Bradley Bitner’s new book on Paul’s political theology, published last month with Cambridge University Press, looks to offer an interesting approach to understanding the opening chapters of the New Testament letter of 1 Corinthians. Here are the details from the publisher page:
Bitner, Bradley J. Paul’s Political Strategy in 1 Corinthians 1-4. Cambridge University Press, 2015.
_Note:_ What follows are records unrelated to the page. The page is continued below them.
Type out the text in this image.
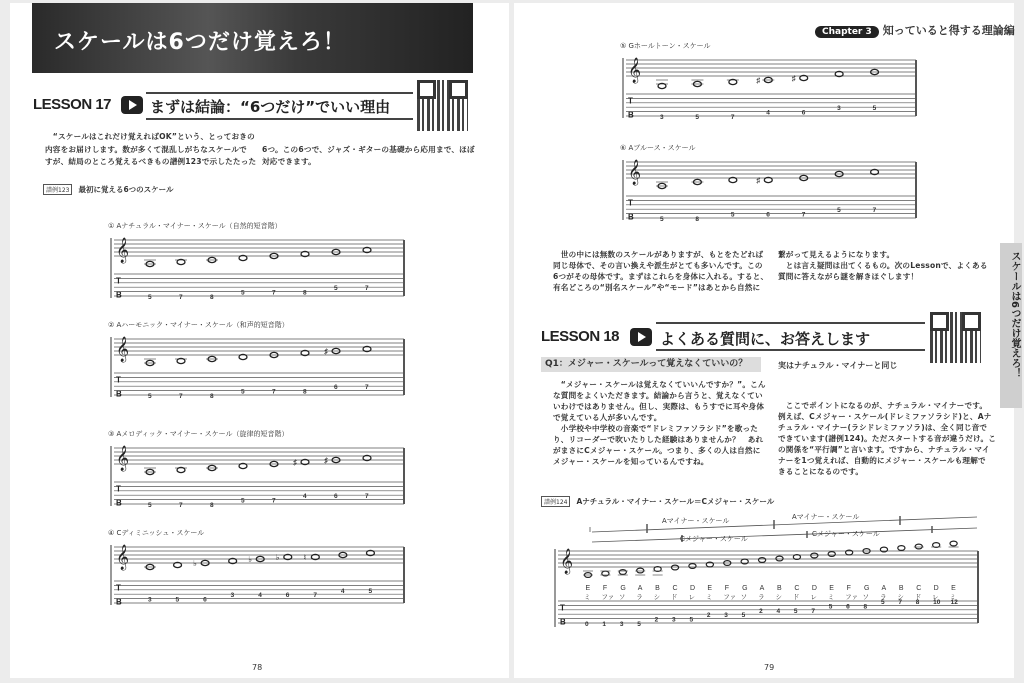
スケールは6つだけ覚えろ！
LESSON 17	まずは結論：“6つだけ”でいい理由
　“スケールはこれだけ覚えればOK”という、とっておきの
内容をお届けします。数が多くて混乱しがちなスケールで
すが、結局のところ覚えるべきもの譜例123で示したたった
6つ。この6つで、ジャズ・ギターの基礎から応用まで、ほぼ
対応できます。
譜例123 最初に覚える6つのスケール
① Aナチュラル・マイナー・スケール（自然的短音階）
𝄞
T
B	5	7	8
5	7	8
5	7
② Aハーモニック・マイナー・スケール（和声的短音階）
𝄞
T
B	5	7	8
5	7	8
♯
6	7
③ Aメロディック・マイナー・スケール（旋律的短音階）
𝄞
T
B	5	7	8
5	7
♯
4
♯
6	7
④ Cディミニッシュ・スケール
𝄞
T
B	3	5
♭
6
3
♭
4
♭
6
♮
7
4	5
78
Chapter 3 知っていると得する理論編
スケールは6つだけ覚えろ！
⑤ Gホールトーン・スケール
𝄞
T
B	3	5	7
♯
4
♯
6
3	5
⑥ Aブルース・スケール
𝄞
T
B	5	8
5
♯
6	7
5	7
　世の中には無数のスケールがありますが、もとをたどれば
同じ母体で、その言い換えや派生がとても多いんです。この
6つがその母体です。まずはこれらを身体に入れる。すると、
有名どころの“別名スケール”や“モード”はあとから自然に
繋がって見えるようになります。
　とは言え疑問は出てくるもの。次のLessonで、よくある
質問に答えながら謎を解きほぐします！
LESSON 18	よくある質問に、お答えします
Q1：メジャー・スケールって覚えなくていいの？	実はナチュラル・マイナーと同じ
　“メジャー・スケールは覚えなくていいんですか？”。こん
な質問をよくいただきます。結論から言うと、覚えなくてい
いわけではありません。但し、実際は、もうすでに耳や身体
で覚えている人が多いんです。
　小学校や中学校の音楽で“ドレミファソラシド”を歌った
り、リコーダーで吹いたりした経験はありませんか？　あれ
がまさにCメジャー・スケール。つまり、多くの人は自然に
メジャー・スケールを知っているんですね。
　ここでポイントになるのが、ナチュラル・マイナーです。
例えば、Cメジャー・スケール(ドレミファソラシド)と、Aナ
チュラル・マイナー(ラシドレミファソラ)は、全く同じ音で
できています(譜例124)。ただスタートする音が違うだけ。こ
の関係を“平行調”と言います。ですから、ナチュラル・マイ
ナーを1つ覚えれば、自動的にメジャー・スケールも理解で
きることになるのです。
譜例124 Aナチュラル・マイナー・スケール＝Cメジャー・スケール
Aマイナー・スケール
Aマイナー・スケール
Cメジャー・スケール
Cメジャー・スケール
𝄞
T
B
E
ミ
0
F
ファ
1
G
ソ
3
A
ラ
5
B
シ
2
C
ド
3
D
レ
5
E
ミ
2
F
ファ
3
G
ソ
5
A
ラ
2
B
シ
4
C
ド
5
D
レ
7
E
ミ
5
F
ファ
6
G
ソ
8
A
ラ
5
B
シ
7
C
ド
8
D
レ
10
E
ミ
12
79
Introduction: constituting the argument
Part I. Constitution and Covenant in Corinth:
1. Paul and politics
2. Law and life
3. The Corinthian constitution
4. Traces of covenant in Corinth
5. Constituting Corinth, Paul, and the assembly
Part II. Constitution and Covenant in 1 Corinthians 1:1-4:6:
6. 1 Corinthians 1:4-9 and the politics of thanksgiving
7. 1 Corinthians 3:5-4:5 and the politics of construction
Conclusion: comparison of constitutions.
This volume examines 1 Corinthians 1-4 within first-century politics, demonstrating the significance of Corinth’s constitution to the interpretation of Paul’s letter. Bradley J. Bitner shows that Paul carefully considered the Roman colonial context of Corinth, which underlay numerous ecclesial conflicts. Roman politics, however, cannot account for the entire shape of Paul’s response. Bridging the Hellenism-Judaism divide that has characterised much of Pauline scholarship, Bitner argues that Paul also appropriated Jewish-biblical notions of covenant. Epigraphical and papyrological evidence indicates that his chosen content and manner are best understood with reference to an ecclesial politeia informed by a distinctively Christ-centred political theology. This emerges as a ‘politics of thanksgiving’ in 1 Corinthians 1:4-9 and as a ‘politics of construction’ in 3:5-4:5, where Paul redirects gratitude and glory to God in Christ. This innovative account of Paul’s political theology offers fresh insight into his pastoral strategy among nascent Gentile-Jewish assemblies.